In the years since owning my home, I have affixed lighting, run wires, constructed ceilings, and erected walls. I even cut a gigantic hole with a concrete saw. Water, however, has never been my friend. So when two shut-off valves in my basement started spraying water on Saturday, I called for a plumber.
One of the great ironies of our technological era is that despite having access to infinite discovery and information—meaning, I can Google research anything I want for hours and hours—I never know how to find a reputable technician in the great sea of noise. Instead of bothering my friends on a weekend (this was my first mistake), I pilfered through a stack of coupons my little son had left on the bathroom counter.
You know the ones! The coupons come in blue spam envelopes offering discounts from a hundred different local companies. The only good they serve is to act as monopoly money for my four year old and to apparently direct market to me in a time of desperation. In my defense, how hard is plumbing? Their online reviews were good. Surely any company can stop a leak.
My first call was quick and kind. This is one of the best features of a managerial society. People dislike other people who are rude. Therefore, customer service staff are held to the highest standards of kindness. Like all other services in the world, they recorded nearly all my biographical information shy of blood type and social security number. Next, they put me on the schedule and told me I would receive a call later in the day regardless of whether a technician could come out same-day. All fine — the bucket takes about a day to fill anyways.
What I experienced next cascaded into the truly bizarre. I missed the call-back because it came during dinnertime (hello, my five children set fire to the house nearly every dinner), so I returned the call around 5:45pm to a technological scolding: “you missed the call from the technician.” Yes, so I did. Can we talk now? “Yes, but now I have to find them again.” Easy enough.
For the next fifty (!) minutes, I sat on the phone while the very kind customer representative tried to “find me in the computer” and locate my technician. This is one of the worst features of a managerial society: the uncompromising devotion to machine. It was unimportant that the representative and I had spoken just hours earlier and she had left me a voicemail ten minutes prior. She remembered me. But the machine did not! Worse, it was clear I had offended her and the machine by being present to my family during dinner. How could I not have answered?

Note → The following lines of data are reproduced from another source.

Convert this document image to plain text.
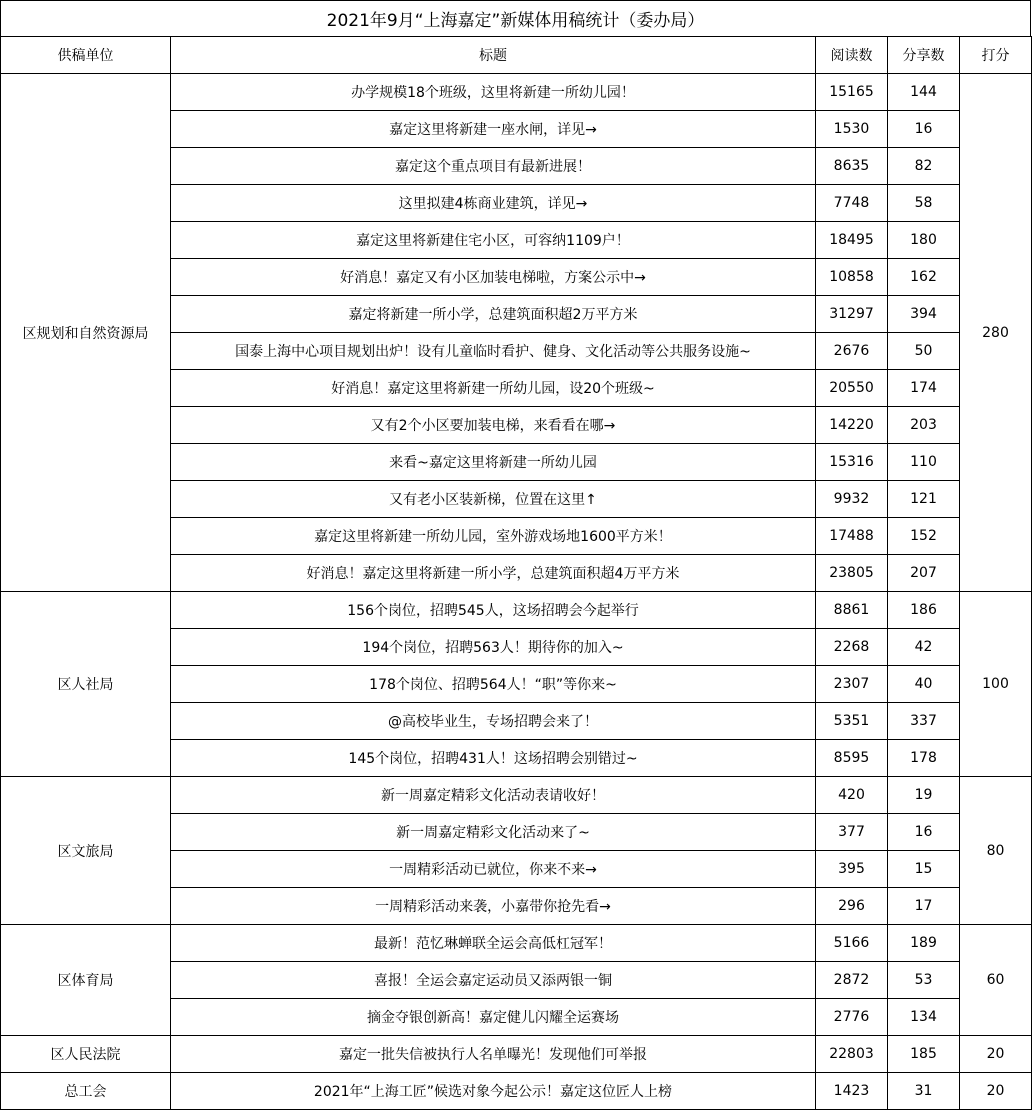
2021年9月“上海嘉定”新媒体用稿统计（委办局）
供稿单位	标题	阅读数	分享数	打分
区规划和自然资源局	办学规模18个班级，这里将新建一所幼儿园！	15165	144	280
	嘉定这里将新建一座水闸，详见→	1530	16	
	嘉定这个重点项目有最新进展！	8635	82	
	这里拟建4栋商业建筑，详见→	7748	58	
	嘉定这里将新建住宅小区，可容纳1109户！	18495	180	
	好消息！嘉定又有小区加装电梯啦，方案公示中→	10858	162	
	嘉定将新建一所小学，总建筑面积超2万平方米	31297	394	
	国泰上海中心项目规划出炉！设有儿童临时看护、健身、文化活动等公共服务设施~	2676	50	
	好消息！嘉定这里将新建一所幼儿园，设20个班级~	20550	174	
	又有2个小区要加装电梯，来看看在哪→	14220	203	
	来看~嘉定这里将新建一所幼儿园	15316	110	
	又有老小区装新梯，位置在这里↑	9932	121	
	嘉定这里将新建一所幼儿园，室外游戏场地1600平方米！	17488	152	
	好消息！嘉定这里将新建一所小学，总建筑面积超4万平方米	23805	207	
区人社局	156个岗位，招聘545人，这场招聘会今起举行	8861	186	100
	194个岗位，招聘563人！期待你的加入~	2268	42	
	178个岗位、招聘564人！“职”等你来~	2307	40	
	@高校毕业生，专场招聘会来了！	5351	337	
	145个岗位，招聘431人！这场招聘会别错过~	8595	178	
区文旅局	新一周嘉定精彩文化活动表请收好！	420	19	80
	新一周嘉定精彩文化活动来了~	377	16	
	一周精彩活动已就位，你来不来→	395	15	
	一周精彩活动来袭，小嘉带你抢先看→	296	17	
区体育局	最新！范忆琳蝉联全运会高低杠冠军！	5166	189	60
	喜报！全运会嘉定运动员又添两银一铜	2872	53	
	摘金夺银创新高！嘉定健儿闪耀全运赛场	2776	134	
区人民法院	嘉定一批失信被执行人名单曝光！发现他们可举报	22803	185	20
总工会	2021年“上海工匠”候选对象今起公示！嘉定这位匠人上榜	1423	31	20
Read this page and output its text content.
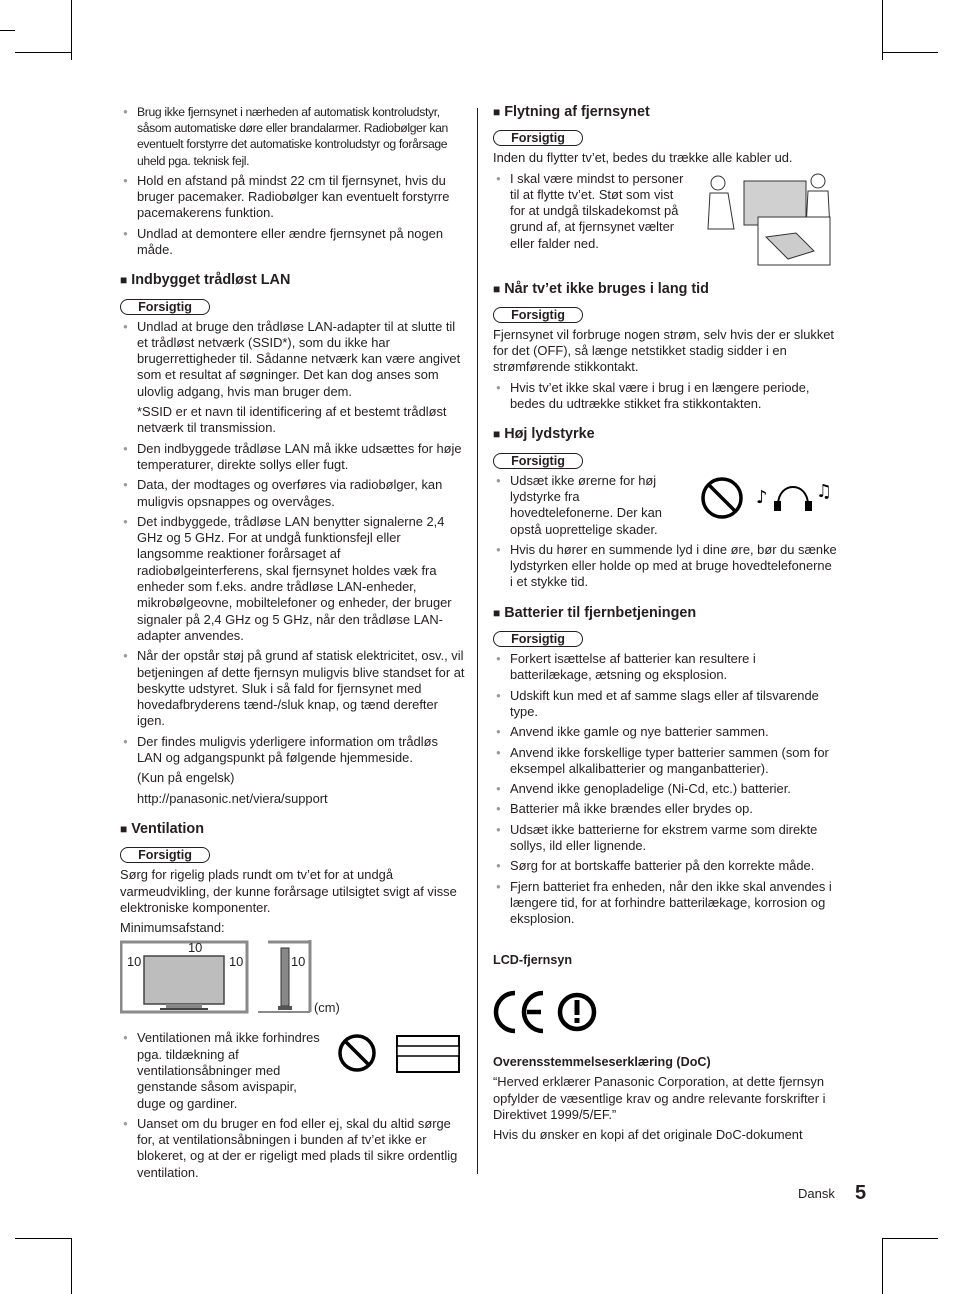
● Brug ikke fjernsynet i nærheden af automatisk kontroludstyr, såsom automatiske døre eller brandalarmer. Radiobølger kan eventuelt forstyrre det automatiske kontroludstyr og forårsage uheld pga. teknisk fejl.
● Hold en afstand på mindst 22 cm til fjernsynet, hvis du bruger pacemaker. Radiobølger kan eventuelt forstyrre pacemakerens funktion.
● Undlad at demontere eller ændre fjernsynet på nogen måde.
■ Indbygget trådløst LAN
Forsigtig
● Undlad at bruge den trådløse LAN-adapter til at slutte til et trådløst netværk (SSID*), som du ikke har brugerrettigheder til. Sådanne netværk kan være angivet som et resultat af søgninger. Det kan dog anses som ulovlig adgang, hvis man bruger dem.
*SSID er et navn til identificering af et bestemt trådløst netværk til transmission.
● Den indbyggede trådløse LAN må ikke udsættes for høje temperaturer, direkte sollys eller fugt.
● Data, der modtages og overføres via radiobølger, kan muligvis opsnappes og overvåges.
● Det indbyggede, trådløse LAN benytter signalerne 2,4 GHz og 5 GHz. For at undgå funktionsfejl eller langsomme reaktioner forårsaget af radiobølgeinterferens, skal fjernsynet holdes væk fra enheder som f.eks. andre trådløse LAN-enheder, mikrobølgeovne, mobiltelefoner og enheder, der bruger signaler på 2,4 GHz og 5 GHz, når den trådløse LAN-adapter anvendes.
● Når der opstår støj på grund af statisk elektricitet, osv., vil betjeningen af dette fjernsyn muligvis blive standset for at beskytte udstyret. Sluk i så fald for fjernsynet med hovedafbryderens tænd-/sluk knap, og tænd derefter igen.
● Der findes muligvis yderligere information om trådløs LAN og adgangspunkt på følgende hjemmeside.
(Kun på engelsk)
http://panasonic.net/viera/support
■ Ventilation
Forsigtig
Sørg for rigelig plads rundt om tv’et for at undgå varmeudvikling, der kunne forårsage utilsigtet svigt af visse elektroniske komponenter.
Minimumsafstand:
10
10	10	10
(cm)
● Ventilationen må ikke forhindres pga. tildækning af ventilationsåbninger med genstande såsom avispapir, duge og gardiner.
● Uanset om du bruger en fod eller ej, skal du altid sørge for, at ventilationsåbningen i bunden af tv’et ikke er blokeret, og at der er rigeligt med plads til sikre ordentlig ventilation.
■ Flytning af fjernsynet
Forsigtig
Inden du flytter tv’et, bedes du trække alle kabler ud.
● I skal være mindst to personer til at flytte tv’et. Støt som vist for at undgå tilskadekomst på grund af, at fjernsynet vælter eller falder ned.
■ Når tv’et ikke bruges i lang tid
Forsigtig
Fjernsynet vil forbruge nogen strøm, selv hvis der er slukket for det (OFF), så længe netstikket stadig sidder i en strømførende stikkontakt.
● Hvis tv’et ikke skal være i brug i en længere periode, bedes du udtrække stikket fra stikkontakten.
■ Høj lydstyrke
Forsigtig
● Udsæt ikke ørerne for høj lydstyrke fra hovedtelefonerne. Der kan opstå uoprettelige skader.
♪	♫
● Hvis du hører en summende lyd i dine øre, bør du sænke lydstyrken eller holde op med at bruge hovedtelefonerne i et stykke tid.
■ Batterier til fjernbetjeningen
Forsigtig
● Forkert isættelse af batterier kan resultere i batterilækage, ætsning og eksplosion.
● Udskift kun med et af samme slags eller af tilsvarende type.
● Anvend ikke gamle og nye batterier sammen.
● Anvend ikke forskellige typer batterier sammen (som for eksempel alkalibatterier og manganbatterier).
● Anvend ikke genopladelige (Ni-Cd, etc.) batterier.
● Batterier må ikke brændes eller brydes op.
● Udsæt ikke batterierne for ekstrem varme som direkte sollys, ild eller lignende.
● Sørg for at bortskaffe batterier på den korrekte måde.
● Fjern batteriet fra enheden, når den ikke skal anvendes i længere tid, for at forhindre batterilækage, korrosion og eksplosion.
LCD-fjernsyn
Overensstemmelseserklæring (DoC)
“Herved erklærer Panasonic Corporation, at dette fjernsyn opfylder de væsentlige krav og andre relevante forskrifter i Direktivet 1999/5/EF.”
Hvis du ønsker en kopi af det originale DoC-dokument
Dansk 5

Now look, I understand that many modern companies are an expensive scam. By scam, I mean to imply that this plumbing company is not actually a plumbing company but a highly scaled technology company that employs software to lord their ‘Plumbing LLC’ over other smaller LLC’s—the real plumbers. These big umbrella companies connect all the dots and unite customers with technicians, profiting off the margins between the two. If you are unaware of this fact, you live under a rock. I only bring this up to emphasize that I really do understand why I was sitting on the phone repeating my complicated last name over and over.
As time wore on, the perversity of the whole exchange became obvious. My wife was making faces at me, but I was all in on this. I could have given all my information ten times in the period I waited. But there was a technician somewhere in the state of Virginia waiting to service me. I had failed the machine and, in turn, the machine was failing him. For my part, I spent most of that time clearing the kitchen table and washing dishes (despite all my complaints about technology, wireless headphones are a gift from God). This was my after-dinner entertainment.
At the end of this long telephone journey, she finally located me. The sound of her voice was so triumphant, I questioned my own existence. It turns out that I had been categorized incorrectly by the initial intake process and got lumped into the CRM database for a different company owned by that same parent company (whoops). Once found, a plumbing technician called me back within minutes only to express his condolences: "sorry, we don't carry shut-off valves—it could take two weeks to order.” For a moment I imagined dumping buckets of water for two weeks and then suddenly woke up. This depraved sociological experiment had gone too far. In righteous anger, I mentioned the dozens of shut-off valves available at Home Depot, apologized, and said goodbye. What plumber has no pipes?
It was too late to find a solution that night, so I retired the search until early Monday morning when my (now fully engaged and tired of dumping buckets) wife found several recommendations from close friends. The first call I made lasted twenty seconds and went something like this, “yea yea cool I’ll be there tomorrow at 2pm. OK? This is my cell phone. Please text me your address,” and hung up.
I have no idea if he will be a good plumber, but at least he is not afraid of pipes. Perhaps there are good uses of technology out there. We just need to find them.
I joined a few neighborhood FB and Next door groups, and file away the info of tradesman recommended by neighbors. When I have an emergency, I already have a list of options to begin my search.